Fast, parallel PageXML uploader for Transkribus with automatic token refresh and thread-safe operation. The scripts in this repo facilitate bulk PAGE XML uploads and file matching with image files on the Transkribus server. Optionally, a separate script can execute Transkribus HTR processing. The pipeline uses the Transkribus legacy REST API, which comes with limited options.
,
- ⚡ Fast Parallel Uploads: Upload 20-30 files per second using thread pools
- 🔄 Automatic Token Refresh: Handles long-running uploads with automatic OAuth token renewal
- 🔒 Thread-Safe: Proper locking mechanisms for multi-threaded token refresh
- 📊 Progress Tracking: Real-time progress updates with ETA calculations
- 🎯 Exact Filename Matching: Matches XML files to server images by filename (without extension)

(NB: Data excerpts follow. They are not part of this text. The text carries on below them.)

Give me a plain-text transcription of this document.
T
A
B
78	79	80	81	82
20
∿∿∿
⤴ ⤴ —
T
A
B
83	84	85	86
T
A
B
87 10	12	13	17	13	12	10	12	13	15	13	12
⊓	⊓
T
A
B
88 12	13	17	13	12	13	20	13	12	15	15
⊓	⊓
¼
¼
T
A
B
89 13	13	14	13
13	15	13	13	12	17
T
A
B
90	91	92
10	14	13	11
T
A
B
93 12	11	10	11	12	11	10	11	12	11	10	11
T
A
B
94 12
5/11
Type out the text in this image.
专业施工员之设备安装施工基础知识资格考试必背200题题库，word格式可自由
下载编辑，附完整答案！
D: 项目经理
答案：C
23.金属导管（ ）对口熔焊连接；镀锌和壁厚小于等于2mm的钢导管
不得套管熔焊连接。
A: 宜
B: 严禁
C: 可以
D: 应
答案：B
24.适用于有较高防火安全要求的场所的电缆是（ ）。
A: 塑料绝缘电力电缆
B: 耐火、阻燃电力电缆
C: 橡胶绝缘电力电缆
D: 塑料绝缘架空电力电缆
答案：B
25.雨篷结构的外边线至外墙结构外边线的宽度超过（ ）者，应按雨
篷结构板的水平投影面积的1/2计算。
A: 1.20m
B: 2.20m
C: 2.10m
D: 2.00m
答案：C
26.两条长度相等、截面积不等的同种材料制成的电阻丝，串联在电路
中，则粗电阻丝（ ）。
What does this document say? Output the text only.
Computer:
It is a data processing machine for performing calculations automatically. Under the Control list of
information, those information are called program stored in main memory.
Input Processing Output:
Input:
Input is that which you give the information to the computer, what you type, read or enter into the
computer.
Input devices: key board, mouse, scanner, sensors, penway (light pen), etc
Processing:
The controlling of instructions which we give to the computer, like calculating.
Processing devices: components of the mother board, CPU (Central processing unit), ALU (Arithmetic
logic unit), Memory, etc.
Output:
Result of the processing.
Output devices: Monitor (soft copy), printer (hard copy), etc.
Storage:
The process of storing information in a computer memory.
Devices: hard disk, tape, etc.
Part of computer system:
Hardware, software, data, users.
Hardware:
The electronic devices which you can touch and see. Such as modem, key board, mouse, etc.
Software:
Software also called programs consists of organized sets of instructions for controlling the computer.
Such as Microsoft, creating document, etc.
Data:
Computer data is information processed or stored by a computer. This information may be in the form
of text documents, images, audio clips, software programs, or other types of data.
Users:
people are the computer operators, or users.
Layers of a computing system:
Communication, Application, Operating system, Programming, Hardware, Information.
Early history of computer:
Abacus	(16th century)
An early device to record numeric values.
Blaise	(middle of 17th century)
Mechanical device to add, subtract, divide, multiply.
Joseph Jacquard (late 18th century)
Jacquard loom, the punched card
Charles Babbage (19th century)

- ⚙️ Configurable: YAML-based configuration for easy customization
- 🛡️ Rate Limit Handling: Automatic retry with backoff on 429 errors
- 📝 Comprehensive Logging: Detailed logging to file and console
| Workers | Upload Speed | Use Case |
|---|---|---|
| 1 | ~3-5 files/sec | Conservative, minimal API load |
| 5 | ~15-20 files/sec | ✅ Recommended: Balance of speed and stability |
| 9 | ~25-30 files/sec | Maximum speed (higher rate limit risk) |
Example: 6400 files @ 20 files/sec = ~5.3 minutes
# 1. Clone the repository
git clone https://github.com/Divergent-Discourses/TranskribusAPI-XML-upload.git
cd transkribus-upload
# 2. Install dependencies
pip install -r requirements.txt
# 3. Configure your settings
cp config_upload.yaml.example config_upload.yaml
# Edit config_upload.yaml with your credentials and paths
# 4. Run the upload
python upload_pagexml_fast_threadsafe.py config_upload.yamlSee INSTALL.md for detailed installation instructions including virtual environment setup.
Edit config_upload.yaml:
credentials:
username: "your.email@example.com"
password: "your-password"
collection:
collection_id: 1234567
xml_upload:
pagexml_directory: '/path/to/your/xml/files'
file_pattern: "*.xml"
dry_run: false
max_workers: 5 # Adjust based on your needs
logging:
level: "INFO"
log_file: "transkribus_upload.log"-
max_workers: Number of parallel upload threads (1-20)- Start with 5 for reliability
- Increase to 7-9 for maximum speed
- Reduce to 1-3 if you encounter rate limiting
-
dry_run: Set totrueto test without uploading- Validates file matching
- Shows what would be uploaded
- Safe to test your configuration
The tool builds a mapping of all images in your Transkribus collection:
Server image: page_001.jpg → Mapped to: page_001.xml
Server image: page_002.tif → Mapped to: page_002.xml
XML files are matched to server images by base filename (without extension):
Local: TID_1965_05_22_001.xml
Server: TID_1965_05_22_001.jpg ✓ Match!
Files are uploaded in parallel using ThreadPoolExecutor:
- Multiple threads upload simultaneously
- Progress tracked in real-time
- Automatic token refresh when OAuth token expires (~30-60 min)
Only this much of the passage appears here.